Control group much much larger than test group I'm a complete noobie in statistics and this is just me being curious about a study I read online.  In the study they had 150 people who had tested positive for disease X, and a control group of 4000 people who had tested negative.  In the test group 7 people developed disease Z, and in the control group only 3.  So about 5% in the test group, and around 0.08% in the control group.  The study then went to say that the odds multiplier was 60, and therefore people with disease X are sixty times more likely to develop Z than people without disease X.
It seems to me that the test sample size is really low and the control sample size is incredibly high. It doesn't seem very far fetched to think that you could take 2000 people and still get those 3 that developed Z, and then it would be thirty times more likely.  Or take 1500 people rather than 150 for the test group and get 40 people with Z, reducing the percentage to 2.5%.
Is a study done with those kind of control and test group sizes reliable in its prediction?
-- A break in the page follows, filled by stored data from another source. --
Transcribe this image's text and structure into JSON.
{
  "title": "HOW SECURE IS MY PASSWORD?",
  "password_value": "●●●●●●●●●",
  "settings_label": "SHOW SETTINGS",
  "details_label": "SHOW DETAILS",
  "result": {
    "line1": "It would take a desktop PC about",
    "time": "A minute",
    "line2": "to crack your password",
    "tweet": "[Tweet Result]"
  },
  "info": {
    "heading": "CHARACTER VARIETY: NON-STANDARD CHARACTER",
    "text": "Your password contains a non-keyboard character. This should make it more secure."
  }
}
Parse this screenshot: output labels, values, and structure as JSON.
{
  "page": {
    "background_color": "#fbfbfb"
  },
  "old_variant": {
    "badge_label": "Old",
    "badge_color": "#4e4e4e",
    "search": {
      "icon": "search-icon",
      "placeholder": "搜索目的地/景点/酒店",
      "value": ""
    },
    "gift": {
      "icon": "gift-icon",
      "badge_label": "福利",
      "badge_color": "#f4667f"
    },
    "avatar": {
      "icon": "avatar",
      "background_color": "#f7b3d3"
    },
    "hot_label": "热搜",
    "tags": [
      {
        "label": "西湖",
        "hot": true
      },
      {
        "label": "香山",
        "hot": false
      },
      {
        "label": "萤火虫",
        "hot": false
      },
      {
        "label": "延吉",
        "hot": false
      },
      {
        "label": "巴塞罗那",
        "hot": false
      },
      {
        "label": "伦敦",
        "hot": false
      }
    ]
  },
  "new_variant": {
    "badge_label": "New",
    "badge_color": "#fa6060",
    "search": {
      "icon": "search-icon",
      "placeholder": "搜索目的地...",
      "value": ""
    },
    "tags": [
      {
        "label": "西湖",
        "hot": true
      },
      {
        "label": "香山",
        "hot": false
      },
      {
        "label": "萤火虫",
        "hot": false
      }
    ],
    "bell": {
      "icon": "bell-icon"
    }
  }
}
 A: First off, you should always cite other people's work. Why ask a question about a study and not link to it? We are curious too.
As is, your description omits important information: how was the data collected and how did the researchers analyzed it. Nevertheless, I'll make a couple of conjectures.
You find the study unconvincing because the test group had only 150 subjects with disease X. Perhaps disease X is rare and it would have been hard to recruit more participants in a reasonable span of time. In any case, it behooves scientists to learn whether disease X increases the risk for disease Z sooner rather than later, so that patients can get better & timelier treatment.
Notice by the way that this is not a randomized control trial (RCT) because researchers cannot assign subjects to the test or control group randomly. It's more likely a prospective study: they recruited as many patients with disease X as they could (one cannot simply "take" people for their study), and yes, a large number of participants who didn't have disease X (that would have been easier). Then they waited to see who developed disease Z and who didn't.
Finally, it's of course easier to estimate the risk of developing disease Z from a sample of size 1500 than a sample of size 150. (In statistics by "easier" we mean with smaller standard error.) However, if would have taken the researchers, say, 3 more years to recruit 1350 more patients with disease X, that probably wouldn't have been wiser or more practical.